Ele não gostou e a raiva dele é evidente.
- Marina, isto fica por aqui, não queres nenhum escândalo – diz Lúcia, colocando-se como sempre do lado da filha dela, independentemente de ela ter ou não razão
- Isto ainda agora começou – responde Marina, não se vergando, não baixando a cabeça para a madrasta como era habitual
Kostas percebe e dá um passo em frente, de forma discreta, mas suficiente para Mário perceber o gesto claro que ele fez. Kostas estava ao lado de Marina, e isso todos perceberam. Ele aperta ligeiramente a cintura dela.
Um gesto discreto, mas firme, a aliança deles também era para se defenderem um ao outro. E isso era real. Ele mostrava isso a Marina.
Naquele momento Marina percebeu, o jogo mudou e ela estava a ganhar.
O salão estava agitado, muitos murmúrios eram audíveis, mas eram impercetíveis. O ambiente mudou com o que foi dito. O ar era pesado, sentia-se o julgamento que cada um fazia, havia curiosidade no ar, medo. Marina sentia isso, de forma clara, ela via isso nos olhares, que antes eram de pena e desprezo, mas, agora não, eram olhares de respeito, cautela, admiração.

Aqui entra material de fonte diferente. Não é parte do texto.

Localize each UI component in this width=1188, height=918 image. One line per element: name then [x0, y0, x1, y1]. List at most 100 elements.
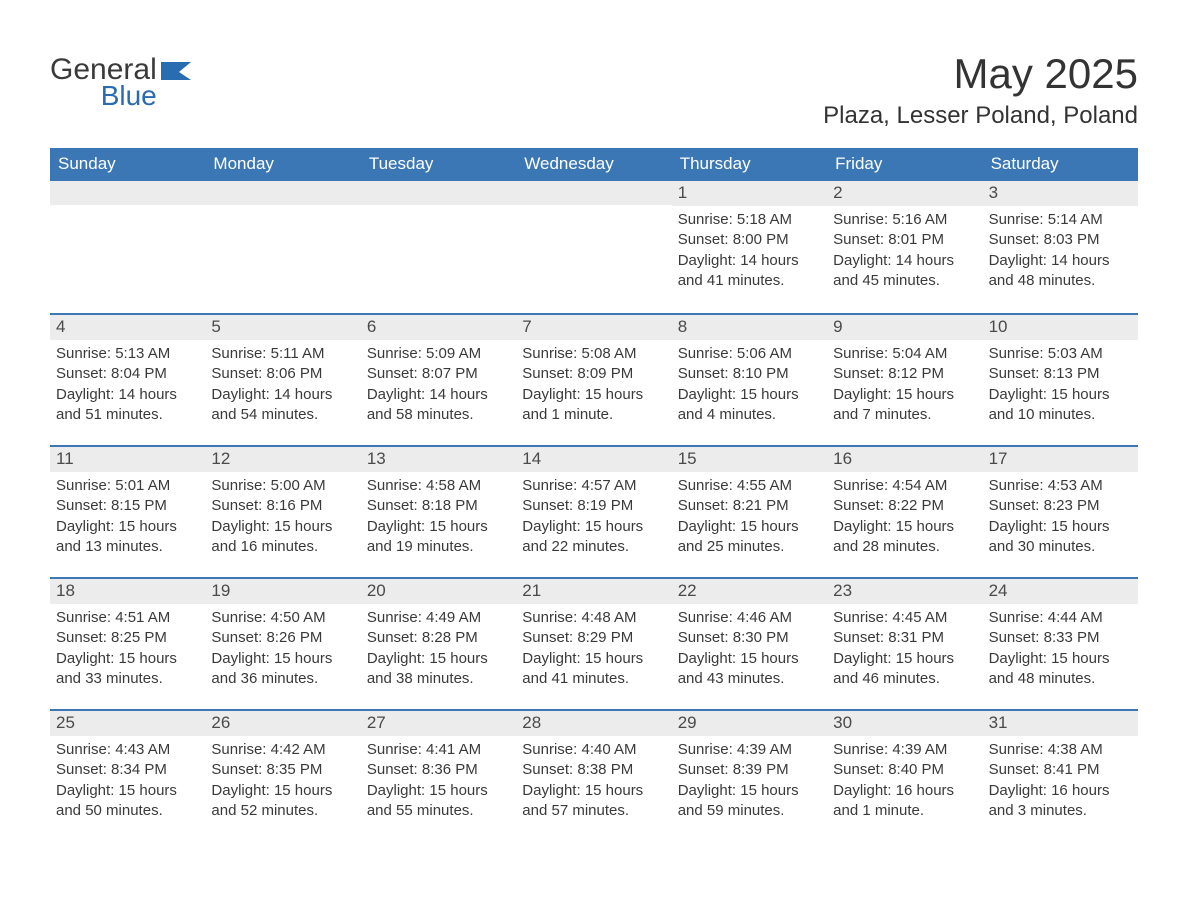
calendar-cell: 1Sunrise: 5:18 AMSunset: 8:00 PMDaylight…	[672, 181, 827, 313]
day-header: Thursday	[672, 148, 827, 181]
day-number: 5	[205, 315, 360, 340]
daylight-line: Daylight: 15 hours and 1 minute.	[522, 385, 665, 426]
sunset-label: Sunset:	[989, 497, 1044, 514]
calendar-cell: 2Sunrise: 5:16 AMSunset: 8:01 PMDaylight…	[827, 181, 982, 313]
sunset-label: Sunset:	[678, 365, 733, 382]
sunrise-line: Sunrise: 4:43 AM	[56, 740, 199, 760]
day-info: Sunrise: 5:01 AMSunset: 8:15 PMDaylight:…	[50, 472, 205, 565]
daylight-label: Daylight:	[367, 386, 430, 403]
day-number: 2	[827, 181, 982, 206]
day-info: Sunrise: 5:03 AMSunset: 8:13 PMDaylight:…	[983, 340, 1138, 433]
daylight-label: Daylight:	[56, 518, 119, 535]
sunset-value: 8:22 PM	[888, 497, 944, 514]
sunrise-line: Sunrise: 5:18 AM	[678, 210, 821, 230]
sunset-value: 8:29 PM	[577, 629, 633, 646]
sunset-label: Sunset:	[989, 365, 1044, 382]
daylight-label: Daylight:	[833, 650, 896, 667]
daylight-label: Daylight:	[833, 518, 896, 535]
sunrise-label: Sunrise:	[678, 741, 737, 758]
sunset-value: 8:40 PM	[888, 761, 944, 778]
sunrise-line: Sunrise: 4:46 AM	[678, 608, 821, 628]
sunrise-label: Sunrise:	[989, 211, 1048, 228]
sunset-value: 8:23 PM	[1044, 497, 1100, 514]
day-number: 31	[983, 711, 1138, 736]
calendar-cell: 24Sunrise: 4:44 AMSunset: 8:33 PMDayligh…	[983, 577, 1138, 709]
sunrise-label: Sunrise:	[56, 609, 115, 626]
daylight-line: Daylight: 15 hours and 25 minutes.	[678, 517, 821, 558]
sunrise-line: Sunrise: 4:45 AM	[833, 608, 976, 628]
sunrise-value: 4:39 AM	[892, 741, 947, 758]
sunset-line: Sunset: 8:26 PM	[211, 628, 354, 648]
day-info: Sunrise: 5:09 AMSunset: 8:07 PMDaylight:…	[361, 340, 516, 433]
sunrise-label: Sunrise:	[211, 741, 270, 758]
sunset-line: Sunset: 8:18 PM	[367, 496, 510, 516]
sunrise-label: Sunrise:	[833, 609, 892, 626]
calendar-cell: 27Sunrise: 4:41 AMSunset: 8:36 PMDayligh…	[361, 709, 516, 841]
sunset-line: Sunset: 8:29 PM	[522, 628, 665, 648]
sunrise-line: Sunrise: 4:57 AM	[522, 476, 665, 496]
daylight-line: Daylight: 15 hours and 13 minutes.	[56, 517, 199, 558]
sunset-line: Sunset: 8:41 PM	[989, 760, 1132, 780]
day-number: 4	[50, 315, 205, 340]
page-title: May 2025	[823, 50, 1138, 98]
day-info: Sunrise: 4:39 AMSunset: 8:39 PMDaylight:…	[672, 736, 827, 829]
sunset-label: Sunset:	[56, 629, 111, 646]
daylight-line: Daylight: 15 hours and 43 minutes.	[678, 649, 821, 690]
day-number: 21	[516, 579, 671, 604]
sunset-value: 8:19 PM	[577, 497, 633, 514]
day-number: 24	[983, 579, 1138, 604]
sunrise-label: Sunrise:	[367, 741, 426, 758]
calendar-cell: 5Sunrise: 5:11 AMSunset: 8:06 PMDaylight…	[205, 313, 360, 445]
sunrise-value: 5:11 AM	[271, 345, 325, 362]
sunset-value: 8:30 PM	[733, 629, 789, 646]
sunrise-value: 4:46 AM	[737, 609, 792, 626]
daylight-line: Daylight: 14 hours and 48 minutes.	[989, 251, 1132, 292]
calendar-cell: 11Sunrise: 5:01 AMSunset: 8:15 PMDayligh…	[50, 445, 205, 577]
sunrise-label: Sunrise:	[211, 345, 270, 362]
day-number: 30	[827, 711, 982, 736]
sunset-label: Sunset:	[211, 365, 266, 382]
sunset-label: Sunset:	[678, 497, 733, 514]
day-info: Sunrise: 4:53 AMSunset: 8:23 PMDaylight:…	[983, 472, 1138, 565]
day-number: 13	[361, 447, 516, 472]
calendar-cell-empty	[205, 181, 360, 313]
sunset-value: 8:36 PM	[422, 761, 478, 778]
sunset-label: Sunset:	[211, 629, 266, 646]
brand-logo: General Blue	[50, 50, 195, 108]
sunrise-value: 4:41 AM	[426, 741, 481, 758]
daylight-label: Daylight:	[989, 518, 1052, 535]
sunrise-line: Sunrise: 5:08 AM	[522, 344, 665, 364]
sunset-line: Sunset: 8:16 PM	[211, 496, 354, 516]
sunset-value: 8:26 PM	[266, 629, 322, 646]
title-block: May 2025 Plaza, Lesser Poland, Poland	[823, 50, 1138, 130]
sunrise-label: Sunrise:	[522, 345, 581, 362]
daylight-line: Daylight: 15 hours and 52 minutes.	[211, 781, 354, 822]
day-number: 22	[672, 579, 827, 604]
sunrise-line: Sunrise: 4:48 AM	[522, 608, 665, 628]
calendar-cell: 21Sunrise: 4:48 AMSunset: 8:29 PMDayligh…	[516, 577, 671, 709]
day-info: Sunrise: 5:16 AMSunset: 8:01 PMDaylight:…	[827, 206, 982, 299]
sunrise-label: Sunrise:	[989, 477, 1048, 494]
sunrise-line: Sunrise: 4:58 AM	[367, 476, 510, 496]
sunrise-value: 5:14 AM	[1048, 211, 1103, 228]
daylight-label: Daylight:	[989, 782, 1052, 799]
brand-word-2: Blue	[50, 83, 157, 108]
sunset-line: Sunset: 8:01 PM	[833, 230, 976, 250]
calendar-cell: 16Sunrise: 4:54 AMSunset: 8:22 PMDayligh…	[827, 445, 982, 577]
sunset-line: Sunset: 8:34 PM	[56, 760, 199, 780]
day-info: Sunrise: 4:40 AMSunset: 8:38 PMDaylight:…	[516, 736, 671, 829]
daylight-line: Daylight: 15 hours and 50 minutes.	[56, 781, 199, 822]
day-info: Sunrise: 4:49 AMSunset: 8:28 PMDaylight:…	[361, 604, 516, 697]
daylight-label: Daylight:	[678, 650, 741, 667]
sunrise-label: Sunrise:	[522, 609, 581, 626]
sunrise-line: Sunrise: 4:54 AM	[833, 476, 976, 496]
sunrise-label: Sunrise:	[833, 211, 892, 228]
sunset-line: Sunset: 8:28 PM	[367, 628, 510, 648]
daylight-label: Daylight:	[833, 386, 896, 403]
daylight-line: Daylight: 15 hours and 16 minutes.	[211, 517, 354, 558]
daylight-label: Daylight:	[678, 386, 741, 403]
sunrise-line: Sunrise: 5:11 AM	[211, 344, 354, 364]
calendar-cell: 22Sunrise: 4:46 AMSunset: 8:30 PMDayligh…	[672, 577, 827, 709]
day-info: Sunrise: 4:45 AMSunset: 8:31 PMDaylight:…	[827, 604, 982, 697]
sunrise-label: Sunrise:	[989, 741, 1048, 758]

Ela estava com Kostas ao lado, que estava imóvel, ele agia como se tudo aquilo não fosse importante, agia como se aquilo fosse algo normal, que acontecesse todos os dias.

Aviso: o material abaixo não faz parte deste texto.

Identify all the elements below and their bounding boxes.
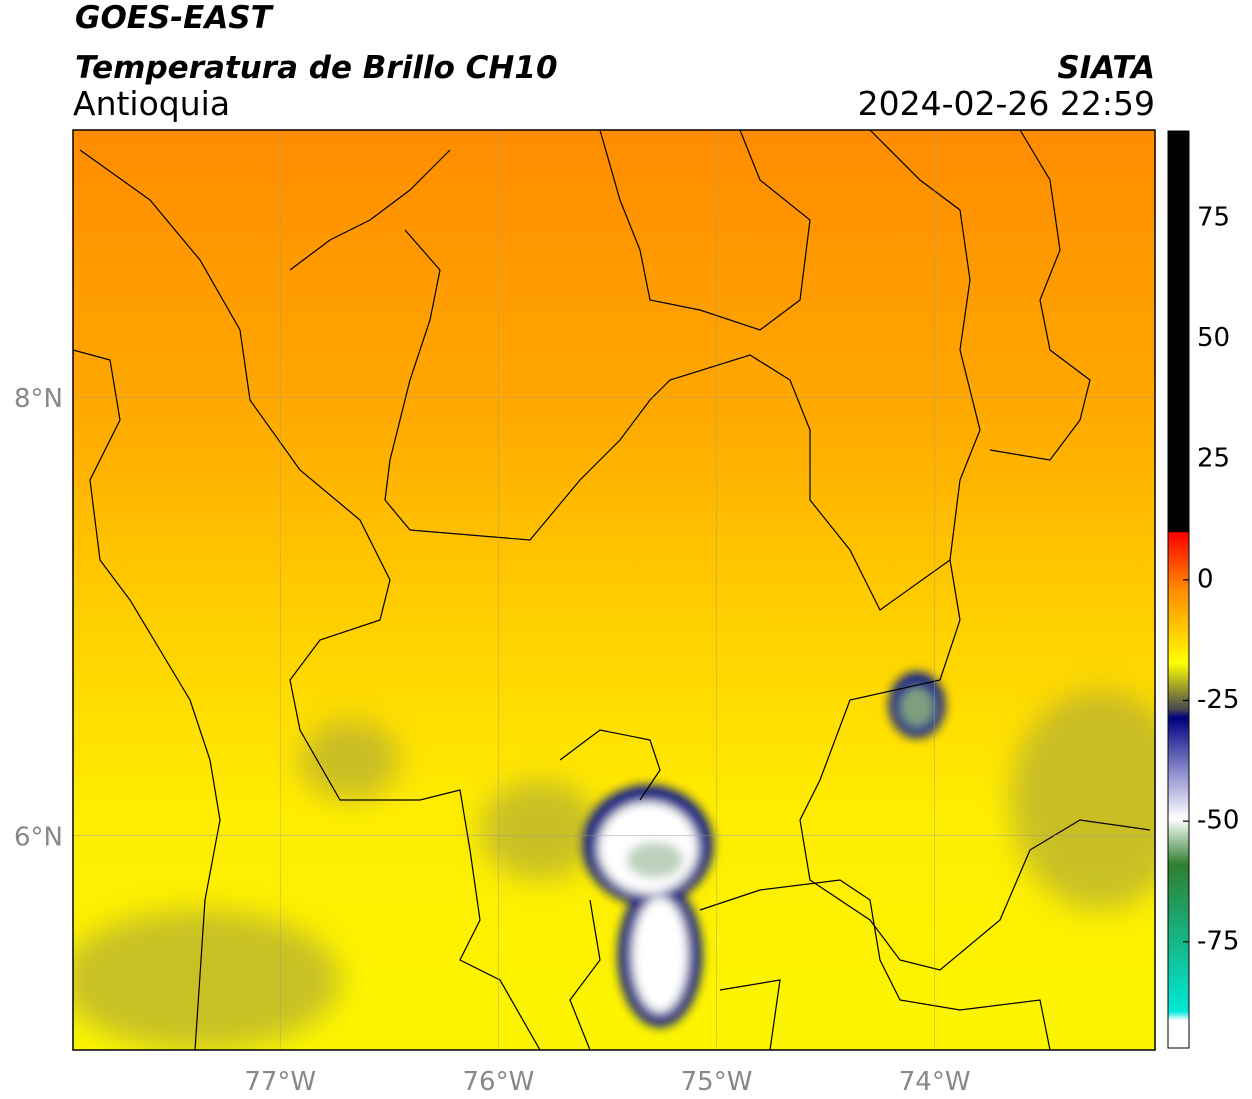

A mão dele ainda estava na cintura de Marina, firme, quente, inabalável.
E, antes, aquilo incomodaria Marina, mas agora não. Ela sentia-se estável, segura, protegida, por mais estranho que isso possa ser ou parecer.
- Já chega – diz Mário saindo finalmente do transe em que estava com uma voz controlada e calam – Esta situação acabou – diz ele de forma firme tentando mostrar a autoridade dele
- Não – responde Marina enfrentando o pai como nunca o fizera, mas com uma calma inabalável – Esta situação começou agora – responde ela ao pai.

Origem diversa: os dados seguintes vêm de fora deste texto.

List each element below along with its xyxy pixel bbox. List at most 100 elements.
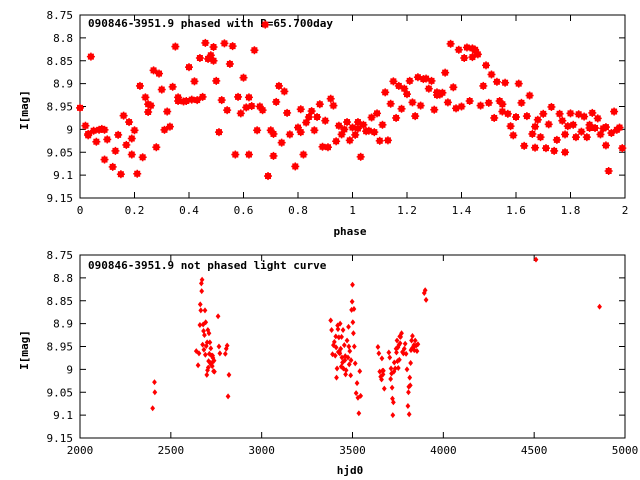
data-point (533, 256, 539, 263)
data-point (387, 354, 393, 361)
unphased-y-tick-label: 8.8 (53, 272, 73, 285)
data-point (351, 330, 356, 337)
data-point (340, 327, 346, 334)
phased-y-tick-label: 8.75 (47, 9, 74, 22)
data-point (378, 120, 387, 129)
data-point (356, 410, 362, 417)
data-point (341, 342, 347, 349)
data-point (379, 355, 385, 362)
data-point (130, 126, 139, 135)
data-point (410, 332, 415, 339)
data-point (460, 54, 469, 63)
data-point (187, 95, 196, 104)
data-point (357, 368, 363, 375)
data-point (531, 122, 540, 131)
phased-x-tick-label: 0.4 (179, 204, 199, 217)
data-point (206, 330, 212, 337)
data-point (103, 135, 112, 144)
unphased-y-tick-label: 8.75 (47, 249, 74, 262)
data-point (430, 105, 439, 114)
data-point (174, 93, 183, 102)
data-point (381, 88, 390, 97)
data-point (208, 345, 214, 352)
data-point (415, 341, 421, 348)
data-point (402, 340, 408, 347)
data-point (479, 81, 488, 90)
phased-chart-title: 090846-3951.9 phased with P=65.700day (88, 17, 333, 30)
data-point (427, 76, 436, 85)
data-point (558, 116, 567, 125)
data-point (135, 81, 144, 90)
data-point (206, 350, 212, 357)
data-point (198, 92, 207, 101)
unphased-y-tick-label: 8.95 (47, 341, 74, 354)
data-point (321, 116, 330, 125)
data-point (422, 287, 428, 294)
data-point (401, 345, 407, 352)
data-point (334, 365, 340, 372)
data-point (597, 303, 602, 310)
unphased-x-tick-label: 2500 (158, 444, 185, 457)
data-point (604, 167, 613, 176)
data-point (454, 45, 463, 54)
data-point (566, 109, 575, 118)
phased-y-tick-label: 8.9 (53, 78, 73, 91)
phased-y-tick-label: 9.15 (47, 192, 74, 205)
data-point (144, 107, 153, 116)
data-point (412, 337, 418, 344)
data-point (201, 346, 207, 353)
data-point (202, 351, 208, 358)
data-point (122, 140, 131, 149)
phased-x-tick-label: 1.2 (397, 204, 417, 217)
data-point (220, 39, 229, 48)
data-point (432, 91, 441, 100)
data-point (341, 365, 346, 372)
unphased-y-tick-label: 9.1 (53, 409, 73, 422)
data-point (468, 53, 477, 62)
data-point (386, 99, 395, 108)
data-point (204, 371, 210, 378)
phased-x-tick-label: 2 (622, 204, 629, 217)
data-point (223, 106, 232, 115)
data-point (133, 169, 142, 178)
data-point (389, 384, 395, 391)
data-point (397, 340, 403, 347)
data-point (244, 150, 253, 159)
data-point (202, 307, 208, 314)
phased-data-points (76, 20, 627, 181)
data-point (197, 301, 203, 308)
data-point (375, 343, 381, 350)
data-point (342, 353, 348, 360)
data-point (343, 371, 348, 378)
data-point (394, 349, 399, 356)
data-point (541, 144, 550, 153)
data-point (509, 131, 518, 140)
data-point (264, 172, 273, 181)
data-point (618, 144, 627, 153)
data-point (171, 42, 180, 51)
data-point (380, 367, 386, 374)
data-point (381, 385, 387, 392)
data-point (224, 342, 230, 349)
data-point (328, 317, 334, 324)
data-point (215, 313, 221, 320)
data-point (547, 102, 556, 111)
data-point (367, 113, 376, 122)
data-point (209, 363, 215, 370)
phased-y-tick-label: 9.1 (53, 169, 73, 182)
data-point (81, 121, 90, 130)
data-point (92, 137, 101, 146)
data-point (414, 348, 420, 355)
data-point (250, 46, 259, 55)
data-point (390, 399, 396, 406)
data-point (476, 101, 485, 110)
data-point (550, 146, 559, 155)
data-point (144, 100, 153, 109)
data-point (190, 77, 199, 86)
data-point (323, 143, 332, 152)
data-point (350, 281, 355, 288)
unphased-x-tick-label: 4500 (521, 444, 548, 457)
data-point (127, 134, 136, 143)
data-point (353, 390, 359, 397)
data-point (386, 349, 392, 356)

O olhar de Mário voltou-se para Marina, era um olhar frio, distante, calculista.
- Tens a noção do que fizeste? – pergunta Mário à filha num tom baixo e que só ela ouviu
- Claro que sim – responde Marina com um sorriso – Tenho a perfeita noção do que fiz – responde ela de forma provocatória para o pai
- Marina, tu casaste com um estranho – rosna Mário para a filha de forma discreta e só ela ouviu
- Não, eu corrigi um erro – responde ela sempre com um sorriso nos lábios e Kostas apenas a observa e sorri
O silêncio entre pai e filha voltou a sentir-se, e era cada vez mais pesado.
- Sempre foste impulsiva – diz Mário aa olhar para a filha com reprovação
Marina sorri. Respira fundo.
- Isso é engraçado vir da sua boca – diz ela a sorrir – Nunca me deu espaço para não o ser, nunca me deu espaço para eu ser outra coisa - responde-lhe ela e aquilo atinge em cheio, pois ele nunca pensou que ela visse as coisas como elas eram, ele sempre pensou manipular a filha com as palavras falsas dele.
No outro lado da sala, Rebeca estava completamente descomposta e a ser amparada pela mãe. Ela tinha o rosto manchado, olhos cheios de lágrimas, ela sentia muita raiva e sentia-se humilhada, e pela primeira vez ela tinha sido humilhada por Marina.
Diogo já não estava presente, ele fugiu da vergonha. Ele era covarde.
- Isto não fica assim – diz Rebeca a olhar para Marina
A voz dela tremia de ódio.
- Já ficou – responde-lhe Marina, sempre com uma postura firme, calma e muito fria
- Tu roubaste tudo o que era meu – responde Rebeca e todos os que ainda estavam presentes a encaram com espanto e surpresa.
Marina inclina ligeiramente a cabeça e sorri.
- Roubei? – pergunta Marina fingindo indignação com um tom irónico – Eu apenas não te deixei ficar com o que nunca foi teu – diz Marina encarando a irmã com um ar de superioridade, marcando ali a diferença entre elas – Tu não tens nada – diz Marina com um tom frio, e cruel.